Hafifçe güldü. "Evet, benim."

"Ama nasıl.. Yani tamamen tesadüf mü?" Aynı sınıfta bulunmamız evrenin kurduğu minik bir senaryo olabilir miydi ki?

Gözleri kara bulutlarda dolandığında, "Sadece öylesine olmuş bir şey, karşılaşmamız gerekiyordu; evren bunu istedi." dedi sakince.

Bizim karşılaşmamız tesadüf değildi, o gece beni kurtardığı andan itibaren onda bir şeyler hissetmiştim. Gerçek anlamda beni kendine çekmişti ve bunun herhangi bir dış görünüş-karakter ile ilgisi yoktu; onun ruhu beni kendine çekmişti.

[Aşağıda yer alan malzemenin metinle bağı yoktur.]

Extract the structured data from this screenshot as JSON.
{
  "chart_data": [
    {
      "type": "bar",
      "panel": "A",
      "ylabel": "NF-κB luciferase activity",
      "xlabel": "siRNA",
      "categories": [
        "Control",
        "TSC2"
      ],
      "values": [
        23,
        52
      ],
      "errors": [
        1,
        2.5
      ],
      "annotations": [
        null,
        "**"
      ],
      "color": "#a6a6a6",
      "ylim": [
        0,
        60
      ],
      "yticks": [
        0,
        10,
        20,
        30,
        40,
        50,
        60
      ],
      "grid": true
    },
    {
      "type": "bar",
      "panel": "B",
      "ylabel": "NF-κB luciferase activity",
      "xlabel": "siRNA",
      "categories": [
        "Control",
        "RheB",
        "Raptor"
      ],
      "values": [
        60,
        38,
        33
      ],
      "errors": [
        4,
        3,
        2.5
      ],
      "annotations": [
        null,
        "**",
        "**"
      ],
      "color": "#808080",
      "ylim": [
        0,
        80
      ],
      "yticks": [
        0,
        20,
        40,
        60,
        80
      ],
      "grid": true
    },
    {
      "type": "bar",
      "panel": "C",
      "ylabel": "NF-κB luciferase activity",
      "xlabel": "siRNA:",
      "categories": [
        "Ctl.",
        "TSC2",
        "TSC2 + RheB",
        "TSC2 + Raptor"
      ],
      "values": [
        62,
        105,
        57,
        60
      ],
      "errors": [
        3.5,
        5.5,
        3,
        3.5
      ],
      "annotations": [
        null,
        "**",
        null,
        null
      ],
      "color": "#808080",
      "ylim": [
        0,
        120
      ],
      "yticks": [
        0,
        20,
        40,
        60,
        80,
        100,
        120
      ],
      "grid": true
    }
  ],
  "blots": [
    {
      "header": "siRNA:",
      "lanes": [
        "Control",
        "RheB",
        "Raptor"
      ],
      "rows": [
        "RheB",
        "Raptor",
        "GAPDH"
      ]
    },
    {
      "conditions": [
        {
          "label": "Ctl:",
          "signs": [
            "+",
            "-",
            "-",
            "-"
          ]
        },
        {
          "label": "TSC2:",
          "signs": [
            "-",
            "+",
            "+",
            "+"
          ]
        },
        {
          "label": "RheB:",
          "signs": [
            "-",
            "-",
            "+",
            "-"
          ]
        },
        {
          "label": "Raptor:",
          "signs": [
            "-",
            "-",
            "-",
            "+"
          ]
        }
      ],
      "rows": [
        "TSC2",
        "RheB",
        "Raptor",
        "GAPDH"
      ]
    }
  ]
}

Bana dönmeden, "Nereye gideceksin?" der demez bir şimşek gökyüzünde çaktı. Yağmur yağacaktı, yağacağının ikimiz de farkındaydık ve ben bu havada nereye gideceğini bile bilmeyen bir zavallıdan başka hiçbir şey değildim.

Dudaklarımı büzerek, "Bilmiyorum." dediğim sırada yüzüme bir damla düştü. "Bu yağmurda nereye giderim ki? Neden şoförü gönderdin sanki?" Bana yaptığı iyilikti dışarıdan görüldüğü kadarıyla fakat bu iyilik sadece bir anlık sürmüş, yerini direkt olarak olumsuzluğa bırakmıştı.

Alayla kıkırdadığında dudaklarımı birbirine bastırdım. "Eve gitmek istiyor musun?" Yanaklarımı şişirerek gözlerimi yumdum. "Gitmek istediğin falan yok, sadece buna mecbursun; hatta siktir et, mecbur bile değilsin, kendini kandırma."

"Kendimi kandırmıyorum!" dedim kısık bir sesle isyankar tavrımı ortaya koyarken. "Kafamın nasıl karıştığını anlamıyor musun? Onlar benim ailem ve günün sonunda benim yanlarında duracağım kişiler, bana bakacak ve destek olacak kişiler. Oraya dönmeme rahatlıkla mecburiyet denebilir."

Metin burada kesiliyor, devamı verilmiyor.